The algorithm was repurposed as MHAP, an algorithm that reduces long reads to a much smaller set of polynomials without losing information. MHAP divides each read into a set of k-mers, and then runs each k-mer through hundreds of hash functions, each of which outputs a polynomial. Then, for each hash function, the program stores only the k-mer that produced the smallest polynomial. This allows a dramatically faster search for overlaps between reads, by comparing a small set of numbers instead of a massive string of DNA bases.
The results were impressive; running the Drosophila reads again through MHAP instead of BLASR reduced the compute time from 600,000 CPU hours to just 1,000, while improving the assembly. The NBACC found that the entire process could be performed through Amazon Web Services for under $300. Smaller, prokaryotic genomes, like E. coli, could be assembled in half an hour on a desktop computer — and as genomes get larger, MHAP realizes greater and greater efficiencies. A preliminary version of MHAP, written in Java, is available through SourceForge.

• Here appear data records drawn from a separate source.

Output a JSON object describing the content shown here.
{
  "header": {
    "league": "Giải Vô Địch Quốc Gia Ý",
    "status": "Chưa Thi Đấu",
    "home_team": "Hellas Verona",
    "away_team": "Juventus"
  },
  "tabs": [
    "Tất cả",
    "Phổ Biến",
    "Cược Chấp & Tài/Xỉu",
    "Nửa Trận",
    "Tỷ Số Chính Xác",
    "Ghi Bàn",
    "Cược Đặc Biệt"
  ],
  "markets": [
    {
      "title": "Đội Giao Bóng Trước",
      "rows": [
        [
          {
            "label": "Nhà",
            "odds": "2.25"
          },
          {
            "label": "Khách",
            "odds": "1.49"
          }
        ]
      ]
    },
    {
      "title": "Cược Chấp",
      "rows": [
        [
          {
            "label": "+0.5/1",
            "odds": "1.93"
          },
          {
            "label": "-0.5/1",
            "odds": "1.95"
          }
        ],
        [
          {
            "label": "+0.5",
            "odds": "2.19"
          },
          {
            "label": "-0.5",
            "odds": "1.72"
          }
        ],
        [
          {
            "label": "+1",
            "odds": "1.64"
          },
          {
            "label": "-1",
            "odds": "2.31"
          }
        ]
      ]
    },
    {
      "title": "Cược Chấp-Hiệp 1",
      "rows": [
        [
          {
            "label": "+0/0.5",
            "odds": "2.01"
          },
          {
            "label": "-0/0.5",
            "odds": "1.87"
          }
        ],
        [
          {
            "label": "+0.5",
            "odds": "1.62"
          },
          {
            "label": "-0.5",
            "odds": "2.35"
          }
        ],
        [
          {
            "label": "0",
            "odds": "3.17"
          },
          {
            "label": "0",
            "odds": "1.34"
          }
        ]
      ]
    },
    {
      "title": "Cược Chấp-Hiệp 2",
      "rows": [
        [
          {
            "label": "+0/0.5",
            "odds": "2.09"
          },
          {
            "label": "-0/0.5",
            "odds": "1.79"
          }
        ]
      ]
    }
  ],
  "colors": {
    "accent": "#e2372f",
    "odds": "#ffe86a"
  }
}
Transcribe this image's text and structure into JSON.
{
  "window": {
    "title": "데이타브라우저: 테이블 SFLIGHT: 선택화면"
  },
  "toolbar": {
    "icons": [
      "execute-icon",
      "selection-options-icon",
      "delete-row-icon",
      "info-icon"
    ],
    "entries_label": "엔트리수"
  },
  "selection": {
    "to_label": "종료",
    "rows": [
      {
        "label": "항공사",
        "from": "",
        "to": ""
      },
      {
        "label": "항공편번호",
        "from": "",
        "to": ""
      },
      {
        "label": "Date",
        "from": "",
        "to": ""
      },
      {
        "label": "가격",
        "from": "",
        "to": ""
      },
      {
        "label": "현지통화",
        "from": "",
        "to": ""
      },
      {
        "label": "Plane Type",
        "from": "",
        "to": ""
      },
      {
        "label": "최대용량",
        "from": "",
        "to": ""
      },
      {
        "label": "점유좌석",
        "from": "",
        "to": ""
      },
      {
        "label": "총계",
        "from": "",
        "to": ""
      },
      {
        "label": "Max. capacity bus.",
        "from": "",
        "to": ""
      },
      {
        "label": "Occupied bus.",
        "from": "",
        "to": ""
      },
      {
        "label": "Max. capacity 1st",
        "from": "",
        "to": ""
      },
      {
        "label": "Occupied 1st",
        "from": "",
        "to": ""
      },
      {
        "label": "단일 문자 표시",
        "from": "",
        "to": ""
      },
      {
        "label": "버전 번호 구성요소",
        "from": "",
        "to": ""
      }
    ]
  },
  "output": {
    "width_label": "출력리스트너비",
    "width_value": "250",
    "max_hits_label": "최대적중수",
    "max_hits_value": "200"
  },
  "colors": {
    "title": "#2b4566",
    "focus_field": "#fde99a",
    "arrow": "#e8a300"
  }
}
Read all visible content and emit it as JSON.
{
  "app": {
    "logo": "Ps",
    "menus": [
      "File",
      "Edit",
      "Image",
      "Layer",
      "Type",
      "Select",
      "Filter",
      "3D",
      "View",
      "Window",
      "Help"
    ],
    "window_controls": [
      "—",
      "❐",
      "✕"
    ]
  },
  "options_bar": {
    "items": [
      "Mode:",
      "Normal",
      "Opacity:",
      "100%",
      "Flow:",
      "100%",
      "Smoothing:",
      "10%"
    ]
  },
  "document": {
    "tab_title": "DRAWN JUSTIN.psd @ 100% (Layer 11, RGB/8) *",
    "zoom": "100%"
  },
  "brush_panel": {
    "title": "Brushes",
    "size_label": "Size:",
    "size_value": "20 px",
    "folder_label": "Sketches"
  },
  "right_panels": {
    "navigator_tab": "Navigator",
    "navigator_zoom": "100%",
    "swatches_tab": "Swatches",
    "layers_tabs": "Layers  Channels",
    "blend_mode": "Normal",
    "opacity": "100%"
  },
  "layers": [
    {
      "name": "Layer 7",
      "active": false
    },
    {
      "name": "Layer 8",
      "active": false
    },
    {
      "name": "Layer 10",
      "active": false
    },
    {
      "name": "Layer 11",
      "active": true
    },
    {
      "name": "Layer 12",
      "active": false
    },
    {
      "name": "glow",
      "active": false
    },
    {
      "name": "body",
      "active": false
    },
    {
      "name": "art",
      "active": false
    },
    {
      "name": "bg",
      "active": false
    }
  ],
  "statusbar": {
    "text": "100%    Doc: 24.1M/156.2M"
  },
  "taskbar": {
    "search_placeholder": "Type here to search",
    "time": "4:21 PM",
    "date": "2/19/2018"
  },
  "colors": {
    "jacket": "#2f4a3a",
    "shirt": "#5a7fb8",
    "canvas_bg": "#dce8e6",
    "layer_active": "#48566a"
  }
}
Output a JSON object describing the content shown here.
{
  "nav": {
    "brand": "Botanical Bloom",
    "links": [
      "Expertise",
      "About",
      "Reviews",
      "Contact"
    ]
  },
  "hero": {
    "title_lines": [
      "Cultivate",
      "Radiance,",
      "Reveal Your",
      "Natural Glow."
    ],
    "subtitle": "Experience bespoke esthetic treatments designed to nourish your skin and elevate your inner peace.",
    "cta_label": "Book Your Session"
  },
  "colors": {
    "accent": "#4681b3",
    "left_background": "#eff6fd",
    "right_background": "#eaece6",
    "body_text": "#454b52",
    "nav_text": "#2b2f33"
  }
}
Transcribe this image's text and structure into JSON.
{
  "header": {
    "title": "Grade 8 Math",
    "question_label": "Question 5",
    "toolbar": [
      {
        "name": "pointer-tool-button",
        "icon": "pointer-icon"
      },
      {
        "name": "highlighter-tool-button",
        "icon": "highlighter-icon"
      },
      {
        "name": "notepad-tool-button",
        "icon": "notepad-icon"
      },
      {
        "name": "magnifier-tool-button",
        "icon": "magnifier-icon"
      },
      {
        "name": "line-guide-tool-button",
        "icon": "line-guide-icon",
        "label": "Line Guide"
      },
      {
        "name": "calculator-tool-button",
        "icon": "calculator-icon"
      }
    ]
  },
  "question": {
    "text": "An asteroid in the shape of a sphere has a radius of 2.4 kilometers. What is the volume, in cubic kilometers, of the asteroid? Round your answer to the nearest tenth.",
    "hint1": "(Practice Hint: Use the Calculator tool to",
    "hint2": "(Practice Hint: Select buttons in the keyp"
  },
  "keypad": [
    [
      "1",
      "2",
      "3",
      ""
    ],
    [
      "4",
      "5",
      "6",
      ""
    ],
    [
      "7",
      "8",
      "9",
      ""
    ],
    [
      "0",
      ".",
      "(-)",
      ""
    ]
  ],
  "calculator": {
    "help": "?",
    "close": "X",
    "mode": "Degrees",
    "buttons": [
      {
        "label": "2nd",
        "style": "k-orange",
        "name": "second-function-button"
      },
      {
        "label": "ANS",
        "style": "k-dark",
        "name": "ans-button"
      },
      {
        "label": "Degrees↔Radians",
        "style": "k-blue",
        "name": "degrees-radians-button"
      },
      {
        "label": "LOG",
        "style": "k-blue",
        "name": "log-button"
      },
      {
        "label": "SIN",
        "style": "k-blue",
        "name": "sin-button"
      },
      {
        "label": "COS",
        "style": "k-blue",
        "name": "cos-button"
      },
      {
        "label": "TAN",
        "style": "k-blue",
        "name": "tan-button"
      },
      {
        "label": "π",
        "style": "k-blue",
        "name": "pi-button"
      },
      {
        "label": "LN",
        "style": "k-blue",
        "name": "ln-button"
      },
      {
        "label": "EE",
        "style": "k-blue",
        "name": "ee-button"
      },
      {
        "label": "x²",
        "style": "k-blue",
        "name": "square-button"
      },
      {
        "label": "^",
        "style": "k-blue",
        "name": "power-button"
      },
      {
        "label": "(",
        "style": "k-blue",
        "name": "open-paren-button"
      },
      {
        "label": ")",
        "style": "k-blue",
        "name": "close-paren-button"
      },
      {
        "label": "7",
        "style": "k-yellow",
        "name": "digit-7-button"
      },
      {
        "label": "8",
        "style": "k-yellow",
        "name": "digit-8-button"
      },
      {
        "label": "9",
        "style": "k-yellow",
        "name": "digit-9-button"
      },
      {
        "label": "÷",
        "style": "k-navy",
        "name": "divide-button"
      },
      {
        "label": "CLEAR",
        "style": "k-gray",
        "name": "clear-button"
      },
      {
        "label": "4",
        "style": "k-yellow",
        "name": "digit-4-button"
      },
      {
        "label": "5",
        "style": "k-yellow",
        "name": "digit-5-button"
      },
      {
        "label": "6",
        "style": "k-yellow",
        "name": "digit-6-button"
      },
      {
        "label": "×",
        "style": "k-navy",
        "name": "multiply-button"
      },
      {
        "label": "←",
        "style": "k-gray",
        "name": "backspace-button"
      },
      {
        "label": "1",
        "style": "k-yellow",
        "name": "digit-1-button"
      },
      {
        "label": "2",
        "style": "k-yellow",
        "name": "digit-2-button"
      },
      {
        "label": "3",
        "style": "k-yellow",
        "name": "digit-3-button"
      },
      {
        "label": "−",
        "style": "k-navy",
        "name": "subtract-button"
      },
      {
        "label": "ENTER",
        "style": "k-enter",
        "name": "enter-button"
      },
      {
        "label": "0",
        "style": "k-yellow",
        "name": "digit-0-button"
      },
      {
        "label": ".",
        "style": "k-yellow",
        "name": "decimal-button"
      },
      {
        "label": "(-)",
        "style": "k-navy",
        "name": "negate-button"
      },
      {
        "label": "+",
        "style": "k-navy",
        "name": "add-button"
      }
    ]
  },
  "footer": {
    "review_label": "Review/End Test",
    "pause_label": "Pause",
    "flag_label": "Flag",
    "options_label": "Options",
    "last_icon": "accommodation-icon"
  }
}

Other niche uses of SMRT sequencing were discussed at the meeting, including the ability to trace methylation patterns of DNA, and the IsoSeq method, which uses long reads of RNA to capture alternative splicing, showing which different protein isoforms are likely to be present in a sample.
Meanwhile, PacBio continues to work on its chemistry, which has repeatedly doubled the SMRT Sequencers’ average read lengths year over year. Kevin Corcoran, the company’s Senior Vice President of Market Development, said that the next release of a combined chemistry update and improved library loading is slated for early 2015, and is predicted to bring the instrument’s N50 read length to between 12 and 18 kilobases.
Luke Hickey also announced that PacBio has entered a partnership with GenDx to release an HLA typing system. HLA typing has traditionally relied on the much slower and more labor-intensive Sanger sequencing, because the complexity of the region is too great to be reliably captured with short-read next-generation technologies. The combined GenDx-PacBio system will be the first commercial solution to use next-generation sequencing to deliver complete HLA genotypes.
“We’ve been thinking about larger problems at PacBio, and more diverse problems,” said Hickey in his concluding address. While PacBio is unlikely to seize a huge share of the sequencing market for the foreseeable future, the company is finding more and more niches for its unique chemistry. As the user group meeting in Baltimore demonstrated, most problems tackled by PacBio users could not be adequately addressed by any other sequencer on the market today.